TOKYO (Reuters) - Asian shares and the euro steadied on Tuesday, drawing support from expectations that the U.S. Federal Reserve will take fresh economic stimulus measures this week.
MSCI's broadest index of Asia-Pacific shares outside Japan nudged up 0.1 percent to a 16-month high, led by Australian shares which gained 0.3 percent to their highest in nearly two months on a rise in metals and oil prices and hopes for Fed action.
South Korean shares opened 0.3 percent higher while Japan's Nikkei stock average opened down 0.2 percent.
U.S. Treasury prices edged higher on Monday on worries about U.S. budget wrangling, Italy's political rumbling and expectations of further monetary easing by the Fed.
At the end of the two-day meeting which begins on Tuesday, the Fed is expected to announce it will buy $45 billion per month of longer-dated Treasuries beginning in January to replace the current Operation Twist programme, which expires at the end of December.
Under the programme, it sells shorter-dated U.S. government debt and buys longer-dated Treasuries to extend the duration of its balance sheet.
Such expectations weighed on the dollar and helped to underpin the euro, which traded at $1.2937, off Monday's low of $1.2880.
The dollar was steady around 82.37 yen.
The euro was also supported as Italian Prime Minister Mario Monti played down market fears over his decision to resign, saying there was no danger of a vacuum ahead of an election in the spring.
"The euro's dip below $1.2900 proved to be short-lived," said Vassili Serebriakov, strategist at BNP Paribas. "FX markets are showing some notable resilience following news of Italian PM Mario Monti's imminent resignation."
European partners urged the next Italian government on Monday to stick to Monti's reform agenda, after his decision to resign early and Silvio Berlusconi's return to frontline politics rattled financial markets.

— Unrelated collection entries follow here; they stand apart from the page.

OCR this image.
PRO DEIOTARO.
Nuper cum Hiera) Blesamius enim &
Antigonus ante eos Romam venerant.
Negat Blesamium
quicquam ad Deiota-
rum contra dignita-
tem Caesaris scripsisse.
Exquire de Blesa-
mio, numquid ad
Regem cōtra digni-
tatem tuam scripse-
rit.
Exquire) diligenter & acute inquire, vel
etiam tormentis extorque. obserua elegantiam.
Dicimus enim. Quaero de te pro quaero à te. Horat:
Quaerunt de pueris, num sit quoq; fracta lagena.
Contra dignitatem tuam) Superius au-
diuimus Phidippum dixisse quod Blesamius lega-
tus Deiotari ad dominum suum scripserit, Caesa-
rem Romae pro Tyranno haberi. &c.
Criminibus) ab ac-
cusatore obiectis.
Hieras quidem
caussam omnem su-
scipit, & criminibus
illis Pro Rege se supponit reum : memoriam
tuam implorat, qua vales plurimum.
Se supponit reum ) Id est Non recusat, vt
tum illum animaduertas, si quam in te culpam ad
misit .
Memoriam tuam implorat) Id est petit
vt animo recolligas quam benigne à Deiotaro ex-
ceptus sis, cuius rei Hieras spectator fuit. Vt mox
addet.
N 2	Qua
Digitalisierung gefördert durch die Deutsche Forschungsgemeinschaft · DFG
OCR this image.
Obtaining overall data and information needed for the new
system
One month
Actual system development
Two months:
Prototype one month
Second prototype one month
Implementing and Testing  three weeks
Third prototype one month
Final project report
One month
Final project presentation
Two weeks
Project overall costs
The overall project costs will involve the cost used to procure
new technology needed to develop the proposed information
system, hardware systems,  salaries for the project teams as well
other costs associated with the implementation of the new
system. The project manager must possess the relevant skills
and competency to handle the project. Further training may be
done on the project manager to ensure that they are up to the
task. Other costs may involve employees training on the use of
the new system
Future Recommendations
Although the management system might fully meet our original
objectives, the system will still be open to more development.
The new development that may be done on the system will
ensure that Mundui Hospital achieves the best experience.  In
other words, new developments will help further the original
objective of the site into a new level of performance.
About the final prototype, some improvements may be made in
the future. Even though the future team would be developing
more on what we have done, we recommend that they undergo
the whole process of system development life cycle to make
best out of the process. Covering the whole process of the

Monti had earned market confidence over the past year in indebted Italy, as he spearheaded a reform agenda to rescue the euro zone's third-largest economy from the threat of a Greek-style collapse.
His earlier-than-expected departure raised concerns about the prospects for Italy's fiscal reforms, lifting Italy's benchmark 10-year bond yield up to 4.83 percent, the highest in more than three weeks, while driving Italian shares .FTMIB down more than 2 percent.
Investors also worry about an impact on neighbouring Spain, which is struggling with high debt and studying the need for outside help.
Fiscal worries in the United States have also weighed on investor sentiment, limiting their activity as trading winds down towards the year-end holiday season.
"It would be difficult to take large positions before more details are out," said Hiroichi Nishi, general manager at SMBC Nikko Securities, referring to the U.S. budget impasse to avert some $600 billion of tax hikes and spending cuts scheduled to start in January, known as the fiscal cliff.
Economists have warned that a failure to break the impasse would send the U.S. economy back into recession, further weighing on the fragile global economy.
The White House and House of Representatives Speaker John Boehner's office held more negotiations on Monday on ways to break the budget stalemate, but neither side showed any public signs that they were ready to give ground. The talks picked up pace after Boehner met with President Barack Obama on Sunday, raising hopes of progress.
U.S. crude futures inched up 0.1 percent to $85.62 a barrel while spot gold was little changed at $1,711.20 an ounce, supported by a lack of progress in the U.S. budget talks and expectations for new Fed stimulus measures.